19h00 Film d’ouverture: BESOURO
De Joao Daniel Tikhomiroff, Brésil, 2010, 1h34, en portugais sous-titré français
Un film d’action à grand budget, Besouro retrace l’impressionnante histoire de résistance et de révolte du légendaire Besouro Mangangà, un esclave rebelle du Brésil des années 1920 qui – avec l’aide des orishas (dieux) afro-brésiliens et sa puissante maîtrise de l’art martial de la capoeira – se battra pour sa dignité d’homme noir et pour la liberté de son peuple.

SAMEDI 03 SEPTEMBRE

14h00 COMMENT CONQUERIR L’AMERIQUE EN UNE NUIT
De Dany Laferriere, Canada/Haiti, 2004, 1h36, en français
Fraîchement arrivé à Montréal, le jeune haïtien Gégé s’est donné pour mission de conquérir l’Amérique en charmant la femme blonde.
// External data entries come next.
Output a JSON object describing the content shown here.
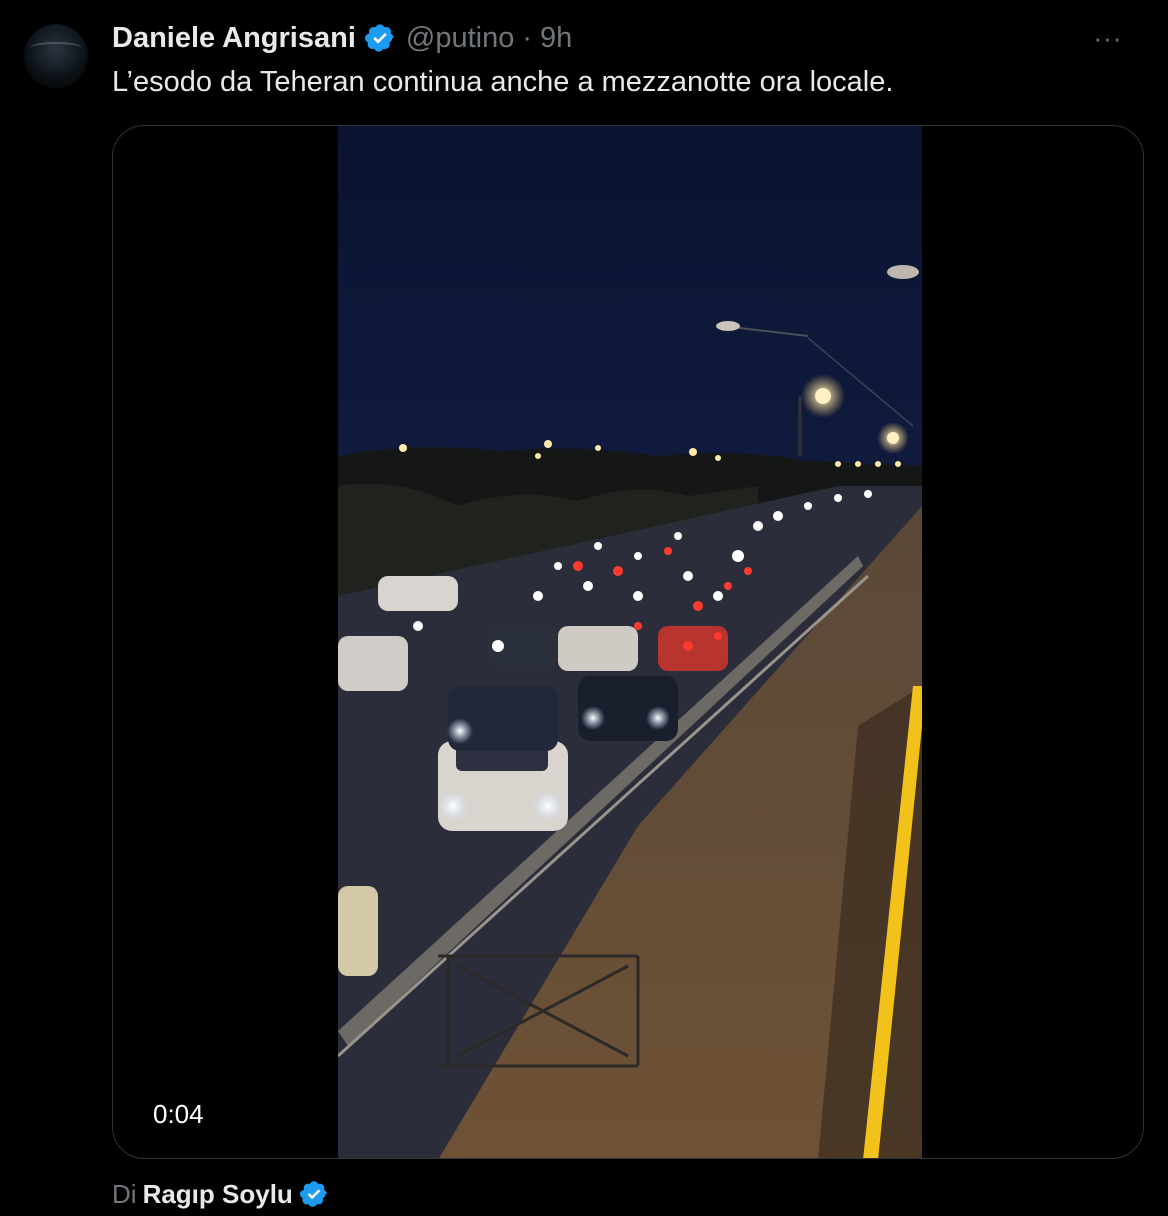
{
  "post": {
    "author_name": "Daniele Angrisani",
    "handle": "@putino",
    "separator": "·",
    "time_ago": "9h",
    "more_label": "···",
    "text": "L’esodo da Teheran continua anche a mezzanotte ora locale."
  },
  "media": {
    "type": "video",
    "time_display": "0:04"
  },
  "source": {
    "prefix": "Di",
    "name": "Ragıp Soylu"
  },
  "icons": {
    "verified": "verified-badge-icon",
    "more": "more-options-icon"
  },
  "colors": {
    "background": "#000000",
    "primary_text": "#e7e9ea",
    "secondary_text": "#71767b",
    "verified_blue": "#1d9bf0",
    "border": "#2f3336"
  }
}
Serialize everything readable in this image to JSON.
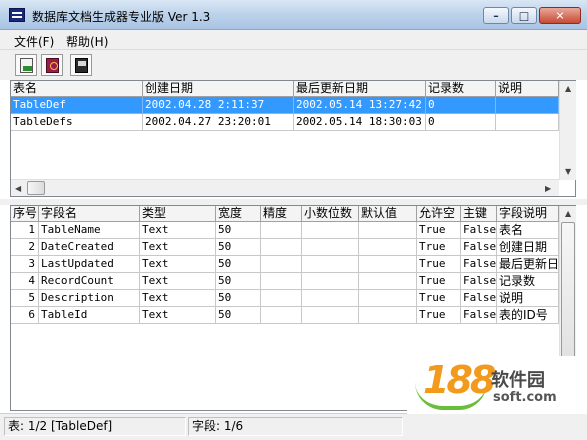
{
  "window": {
    "title": "数据库文档生成器专业版 Ver 1.3",
    "minimize_glyph": "–",
    "maximize_glyph": "□",
    "close_glyph": "✕"
  },
  "menu": [
    "文件(F)",
    "帮助(H)"
  ],
  "toolbar": {
    "buttons": [
      "open-db-icon",
      "key-icon",
      "export-doc-icon"
    ]
  },
  "tables_grid": {
    "columns": [
      "表名",
      "创建日期",
      "最后更新日期",
      "记录数",
      "说明"
    ],
    "rows": [
      {
        "name": "TableDef",
        "created": "2002.04.28 2:11:37",
        "updated": "2002.05.14 13:27:42",
        "count": "0",
        "desc": ""
      },
      {
        "name": "TableDefs",
        "created": "2002.04.27 23:20:01",
        "updated": "2002.05.14 18:30:03",
        "count": "0",
        "desc": ""
      }
    ],
    "selected_row": 0
  },
  "fields_grid": {
    "columns": [
      "序号",
      "字段名",
      "类型",
      "宽度",
      "精度",
      "小数位数",
      "默认值",
      "允许空",
      "主键",
      "字段说明"
    ],
    "rows": [
      [
        "1",
        "TableName",
        "Text",
        "50",
        "",
        "",
        "",
        "True",
        "False",
        "表名"
      ],
      [
        "2",
        "DateCreated",
        "Text",
        "50",
        "",
        "",
        "",
        "True",
        "False",
        "创建日期"
      ],
      [
        "3",
        "LastUpdated",
        "Text",
        "50",
        "",
        "",
        "",
        "True",
        "False",
        "最后更新日"
      ],
      [
        "4",
        "RecordCount",
        "Text",
        "50",
        "",
        "",
        "",
        "True",
        "False",
        "记录数"
      ],
      [
        "5",
        "Description",
        "Text",
        "50",
        "",
        "",
        "",
        "True",
        "False",
        "说明"
      ],
      [
        "6",
        "TableId",
        "Text",
        "50",
        "",
        "",
        "",
        "True",
        "False",
        "表的ID号"
      ]
    ]
  },
  "status": {
    "table": "表: 1/2  [TableDef]",
    "field": "字段: 1/6"
  },
  "watermark": {
    "digits": "188",
    "name": "软件园",
    "url": "soft.com"
  },
  "colors": {
    "selection": "#3399ff",
    "titlebar": "#bcd2ea"
  }
}
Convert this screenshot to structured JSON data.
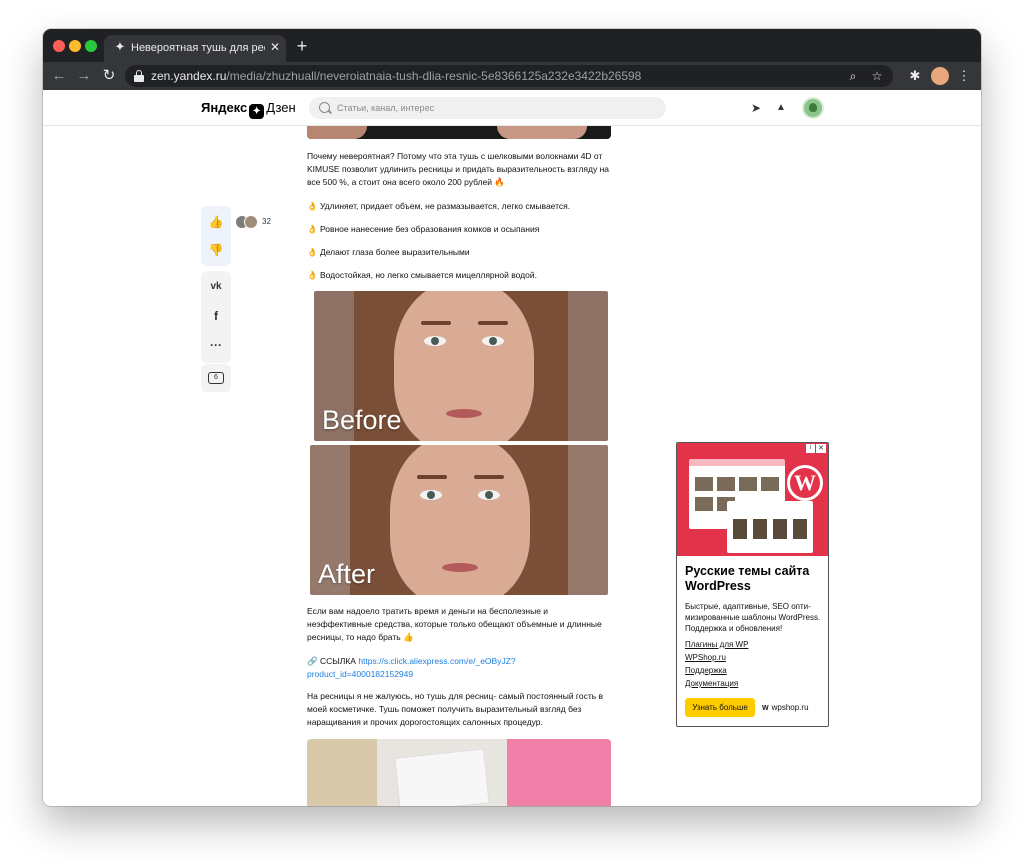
{
  "browser": {
    "tab_title": "Невероятная тушь для ресниц",
    "tab_close": "✕",
    "new_tab": "+",
    "url_host": "zen.yandex.ru",
    "url_path": "/media/zhuzhuall/neveroiatnaia-tush-dlia-resnic-5e8366125a232e3422b26598",
    "icons": {
      "back": "←",
      "forward": "→",
      "reload": "↻",
      "zoom": "⌕",
      "star": "☆",
      "extensions": "✱",
      "menu": "⋮",
      "favicon": "✦"
    }
  },
  "header": {
    "logo_left": "Яндекс",
    "logo_mark": "✦",
    "logo_right": "Дзен",
    "search_placeholder": "Статьи, канал, интерес",
    "send_icon": "➤",
    "bell_icon": "▲"
  },
  "actions": {
    "like_icon": "👍",
    "dislike_icon": "👎",
    "likes_count": "32",
    "vk": "vk",
    "fb": "f",
    "more": "···",
    "comments_count": "6"
  },
  "article": {
    "p1": "Почему невероятная? Потому что эта тушь с шелковыми волокнами 4D от KIMUSE позволит удлинить ресницы и придать выразительность взгляду на все 500 %, а стоит она всего около 200 рублей 🔥",
    "bullet1": "👌 Удлиняет, придает объем, не размазывается, легко смывается.",
    "bullet2": "👌 Ровное нанесение без образования комков и осыпания",
    "bullet3": "👌 Делают глаза более выразительными",
    "bullet4": "👌 Водостойкая, но легко смывается мицеллярной водой.",
    "photo_before": "Before",
    "photo_after": "After",
    "p2": "Если вам надоело тратить время и деньги на бесполезные и неэффективные средства, которые только обещают объемные и длинные ресницы, то надо брать 👍",
    "link_prefix": "🔗 ССЫЛКА ",
    "link_url": "https://s.click.aliexpress.com/e/_eOByJZ?product_id=4000182152949",
    "p3": "На ресницы я не жалуюсь, но тушь для ресниц- самый постоянный гость в моей косметичке. Тушь поможет получить выразительный взгляд без наращивания и прочих дорогостоящих салонных процедур."
  },
  "ad": {
    "wp_mark": "W",
    "close": "✕",
    "info": "i",
    "title": "Русские темы сайта WordPress",
    "description": "Быстрые, адаптивные, SEO опти- мизированные шаблоны WordPress. Поддержка и обновления!",
    "links": [
      "Плагины для WP",
      "WPShop.ru",
      "Поддержка",
      "Документация"
    ],
    "cta": "Узнать больше",
    "domain_mark": "W",
    "domain": "wpshop.ru"
  }
}
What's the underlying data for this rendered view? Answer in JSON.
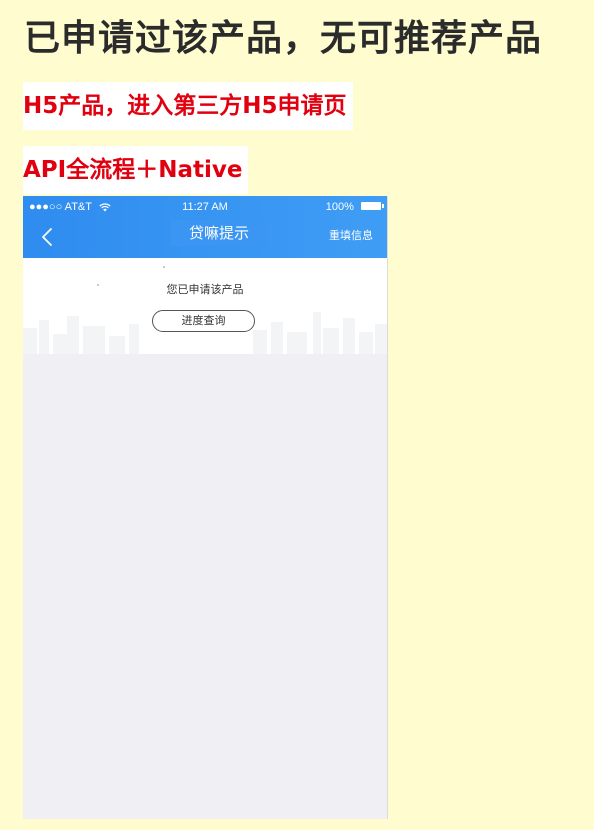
{
  "heading": "已申请过该产品，无可推荐产品",
  "notes": {
    "h5": "H5产品，进入第三方H5申请页",
    "api": "API全流程＋Native"
  },
  "phone": {
    "status_bar": {
      "carrier": "●●●○○ AT&T",
      "time": "11:27 AM",
      "battery": "100%"
    },
    "nav": {
      "title": "贷嘛提示",
      "right_action": "重填信息"
    },
    "content": {
      "message": "您已申请该产品",
      "progress_button": "进度查询"
    }
  },
  "colors": {
    "page_background": "#fffdd0",
    "nav_blue": "#2f8cf0",
    "note_red": "#e0000f"
  },
  "icons": [
    "back-icon",
    "wifi-icon",
    "battery-icon"
  ]
}
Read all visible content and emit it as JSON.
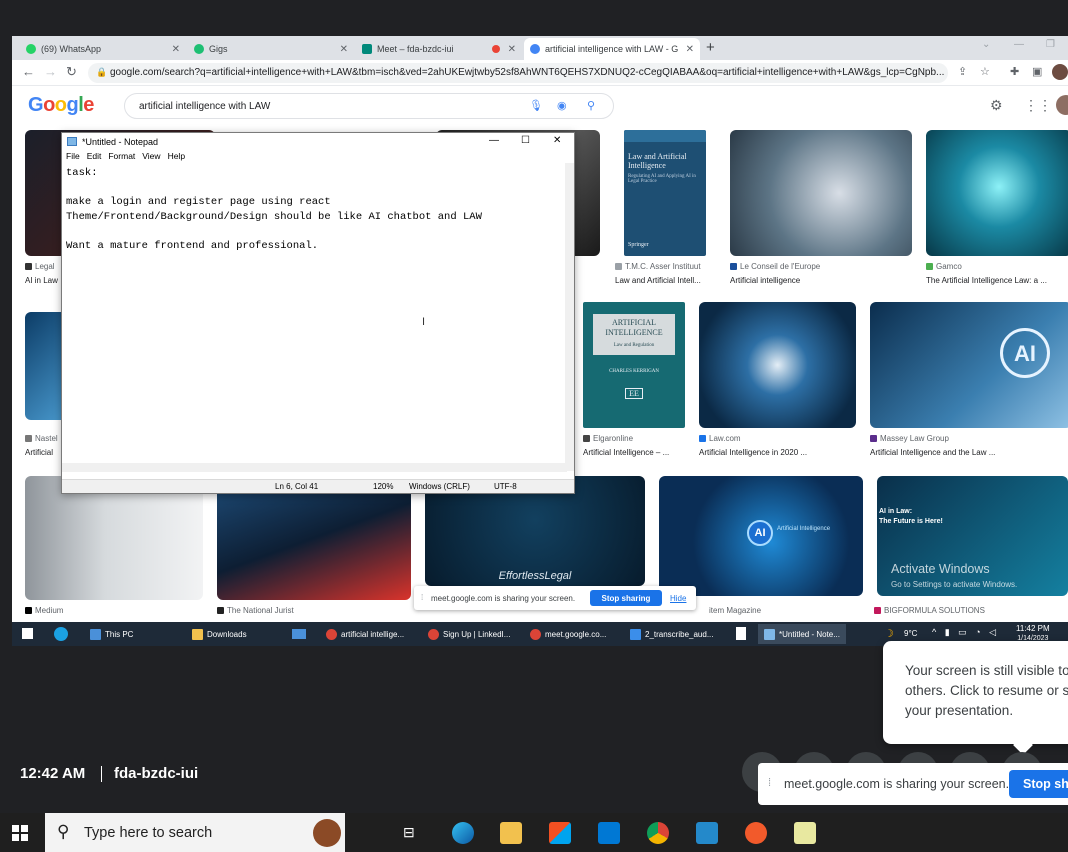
{
  "browser": {
    "tabs": [
      {
        "label": "(69) WhatsApp",
        "color": "#25d366"
      },
      {
        "label": "Gigs",
        "color": "#1dbf73"
      },
      {
        "label": "Meet – fda-bzdc-iui",
        "color": "#00897b"
      },
      {
        "label": "artificial intelligence with LAW - G",
        "color": "#4285f4"
      }
    ],
    "url": "google.com/search?q=artificial+intelligence+with+LAW&tbm=isch&ved=2ahUKEwjtwby52sf8AhWNT6QEHS7XDNUQ2-cCegQIABAA&oq=artificial+intelligence+with+LAW&gs_lcp=CgNpb..."
  },
  "google": {
    "logo": "Google",
    "query": "artificial intelligence with LAW"
  },
  "images": [
    {
      "source": "Legal",
      "title": "AI in Law"
    },
    {
      "source": "T.M.C. Asser Instituut",
      "title": "Law and Artificial Intell..."
    },
    {
      "source": "Le Conseil de l'Europe",
      "title": "Artificial intelligence"
    },
    {
      "source": "Gamco",
      "title": "The Artificial Intelligence Law: a ..."
    },
    {
      "source": "Nastel",
      "title": "Artificial"
    },
    {
      "source": "Elgaronline",
      "title": "Artificial Intelligence – ..."
    },
    {
      "source": "Law.com",
      "title": "Artificial Intelligence in 2020 ..."
    },
    {
      "source": "Massey Law Group",
      "title": "Artificial Intelligence and the Law ..."
    },
    {
      "source": "Medium",
      "title": ""
    },
    {
      "source": "The National Jurist",
      "title": ""
    },
    {
      "source": "item Magazine",
      "title": ""
    },
    {
      "source": "BIGFORMULA SOLUTIONS",
      "title": ""
    }
  ],
  "book_covers": {
    "law_ai": {
      "title": "Law and Artificial Intelligence",
      "subtitle": "Regulating AI and Applying AI in Legal Practice",
      "publisher": "Springer"
    },
    "ai_reg": {
      "title": "ARTIFICIAL INTELLIGENCE",
      "subtitle": "Law and Regulation",
      "editor": "CHARLES KERRIGAN",
      "mark": "EE"
    }
  },
  "image_overlays": {
    "effortless": "EffortlessLegal",
    "ai_badge": "AI",
    "ai_badge_sub": "Artificial Intelligence",
    "ai_law": "AI in Law:",
    "ai_future": "The Future is Here!",
    "activate_title": "Activate Windows",
    "activate_sub": "Go to Settings to activate Windows."
  },
  "notepad": {
    "title": "*Untitled - Notepad",
    "menu": [
      "File",
      "Edit",
      "Format",
      "View",
      "Help"
    ],
    "text": "task:\n\nmake a login and register page using react\nTheme/Frontend/Background/Design should be like AI chatbot and LAW\n\nWant a mature frontend and professional.",
    "status": {
      "position": "Ln 6, Col 41",
      "zoom": "120%",
      "line_endings": "Windows (CRLF)",
      "encoding": "UTF-8"
    }
  },
  "remote_sharebar": {
    "message": "meet.google.com is sharing your screen.",
    "stop": "Stop sharing",
    "hide": "Hide"
  },
  "remote_taskbar": {
    "items": [
      {
        "label": "This PC",
        "color": "#4a90d9"
      },
      {
        "label": "Downloads",
        "color": "#f2c14e"
      },
      {
        "label": "artificial intellige...",
        "color": "#db4437"
      },
      {
        "label": "Sign Up | LinkedI...",
        "color": "#db4437"
      },
      {
        "label": "meet.google.co...",
        "color": "#db4437"
      },
      {
        "label": "2_transcribe_aud...",
        "color": "#3b8eea"
      },
      {
        "label": "*Untitled - Note...",
        "color": "#7fb7e6"
      }
    ],
    "weather": "9°C",
    "time": "11:42 PM",
    "date": "1/14/2023"
  },
  "popup": {
    "message": "Your screen is still visible to others. Click to resume or stop your presentation."
  },
  "meeting": {
    "time": "12:42 AM",
    "code": "fda-bzdc-iui"
  },
  "local_sharebar": {
    "message": "meet.google.com is sharing your screen.",
    "stop": "Stop sharing"
  },
  "taskbar": {
    "search_placeholder": "Type here to search"
  },
  "colors": {
    "accent": "#1a73e8",
    "taskbar": "#1f1f1f",
    "background": "#202124"
  }
}
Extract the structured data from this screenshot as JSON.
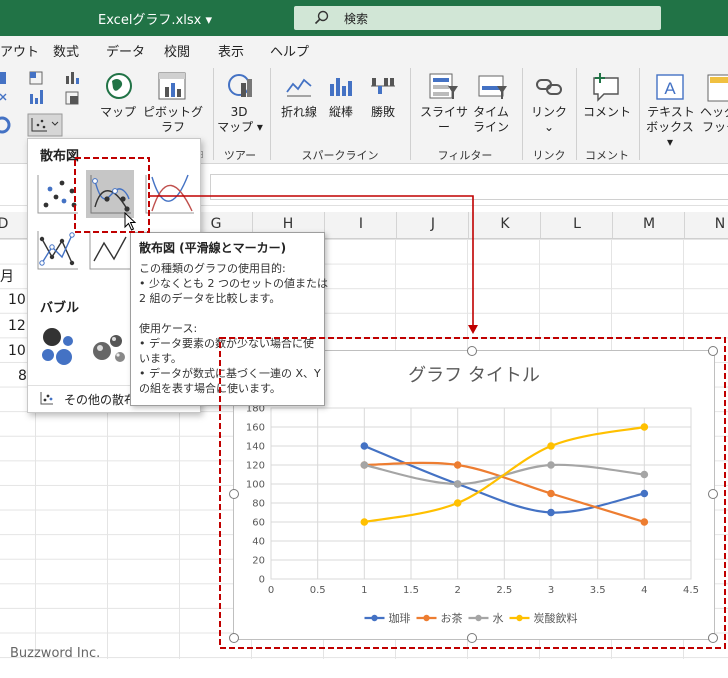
{
  "title_bar": {
    "filename": "Excelグラフ.xlsx ▾",
    "search_placeholder": "検索"
  },
  "menu": [
    "アウト",
    "数式",
    "データ",
    "校閲",
    "表示",
    "ヘルプ"
  ],
  "ribbon": {
    "map": "マップ",
    "pivot_chart": "ピボットグラフ",
    "map3d_top": "3D",
    "map3d_bottom": "マップ ▾",
    "line": "折れ線",
    "column": "縦棒",
    "winloss": "勝敗",
    "slicer": "スライサー",
    "timeline_top": "タイム",
    "timeline_bottom": "ライン",
    "link": "リンク",
    "comment": "コメント",
    "textbox_top": "テキスト",
    "textbox_bottom": "ボックス ▾",
    "header_top": "ヘッダー",
    "header_bottom": "フッタ",
    "groups": {
      "tours": "ツアー",
      "sparklines": "スパークライン",
      "filters": "フィルター",
      "links": "リンク",
      "comments": "コメント"
    }
  },
  "columns": [
    "D",
    "G",
    "H",
    "I",
    "J",
    "K",
    "L",
    "M",
    "N"
  ],
  "cells": [
    "月",
    "10",
    "12",
    "10",
    "8"
  ],
  "dropdown": {
    "scatter_header": "散布図",
    "bubble_header": "バブル",
    "more_scatter": "その他の散布"
  },
  "tooltip": {
    "title": "散布図 (平滑線とマーカー)",
    "lines": [
      "この種類のグラフの使用目的:",
      "• 少なくとも 2 つのセットの値または",
      "2 組のデータを比較します。",
      "",
      "使用ケース:",
      "• データ要素の数が少ない場合に使",
      "います。",
      "• データが数式に基づく一連の X、Y",
      "の組を表す場合に使います。"
    ]
  },
  "chart_data": {
    "type": "scatter",
    "title": "グラフ タイトル",
    "x": [
      1,
      2,
      3,
      4
    ],
    "xlim": [
      0,
      4.5
    ],
    "xticks": [
      "0",
      "0.5",
      "1",
      "1.5",
      "2",
      "2.5",
      "3",
      "3.5",
      "4",
      "4.5"
    ],
    "ylim": [
      0,
      180
    ],
    "yticks": [
      "0",
      "20",
      "40",
      "60",
      "80",
      "100",
      "120",
      "140",
      "160",
      "180"
    ],
    "smooth": true,
    "grid": true,
    "legend_position": "bottom",
    "series": [
      {
        "name": "珈琲",
        "color": "#4472c4",
        "values": [
          140,
          100,
          70,
          90
        ]
      },
      {
        "name": "お茶",
        "color": "#ed7d31",
        "values": [
          120,
          120,
          90,
          60
        ]
      },
      {
        "name": "水",
        "color": "#a5a5a5",
        "values": [
          120,
          100,
          120,
          110
        ]
      },
      {
        "name": "炭酸飲料",
        "color": "#ffc000",
        "values": [
          60,
          80,
          140,
          160
        ]
      }
    ]
  },
  "watermark": "Buzzword Inc.",
  "colors": {
    "excel_green": "#217346",
    "highlight_red": "#c00000"
  }
}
16h00 UNE FEMME PAS COMME LES AUTRES
De Abdoulay Dao, Burkina Faso, 2009, 1h41, en français
Trompée dans son propre lit conjugal par un homme avec qui elle vit depuis sept ans, Mina (Georgette Paré), dirigeante d’entreprise prospère, décide de prendre un deuxième mari, dans une société où la polygamie ne suscite aucun signe de réprobation mais où la polyandrie est une pratique quasiment inconnue.

18h00 LES FILS DE BENKOS
De Lucas Silva, Colombie/France, 2003, 52mn, en français et espagnol sous-titré français
La culture africaine en Colombie vue et racontée à travers le prisme de la musique: le son palenquero, la musique venue de Cuba arrivée en Colombie en 1920 et la Champeta, musique exclusive des pauvres et déshérités qui a tout balayée sur son passage.
Débat après projection

19h30 MOZART NOIR A CUBA présenté avec VOUS AUTRES…
MOZART NOIR A CUBA
De Steve et Stéphanie James, Guadeloupe/Cuba, 2006, 52mn, en français et espagnol
Documentaire consacré à la vie et à l’oeuvre du Chevalier de Saint Georges (1745-1799), compositeur, voloniste et chef d’orchestre guadeloupéen, fils d’une esclave et de son maître.

+ VOUS AUTRES…
De Olivier Nelli, France, 2010, 8mn, en français
Aida, Rama, et Bijou, trois françaises, une origine: l’Afrique. Refoulées à l’entrée d’une boîte de nuit parisienne, les jeunes femmes sont en proie à la résignation ou à la colère.
Débat après projections

21h30 LES SEIGNEURS DE HARLEM
De Bill Duke, USA, 1997, 2h10, en anglais sous-titré français
Lorsqu’il sort de la prison de Sing-Sing en 1935, Ellsworth Bumpy Johnson (Lawrence Flishburn) retrouve Harlem en émoi. Stéphanie St Clair (Cicely Tyson), qui régnait sur la loterie des nombres, est désormais en concurrence avec le redoutable roi de la bière du Bronx, Dutch Schultz (Tim Roth), qui veut s’implanter dans le quartier noir. C’est la guerre.

DIMANCHE 04 SEPTEMBRE

14h00 FAMILY MOTEL
De Hélène Klodawsky, Canada/Somalie, 2008, 1h28, en anglais sous-titré français
Expulsées de leur logement à cause d’un retard dans le paiement de leur loyer, Ayan et ses filles se retrouvent dans un hôtel pour les laissés pour compte de la ville.
Family motel est un film dramatique inspiré par les histoires des hommes et des femmes qui, malgré des conditions de vies difficiles, se battent pour garder leurs rêves et intégrité intacts.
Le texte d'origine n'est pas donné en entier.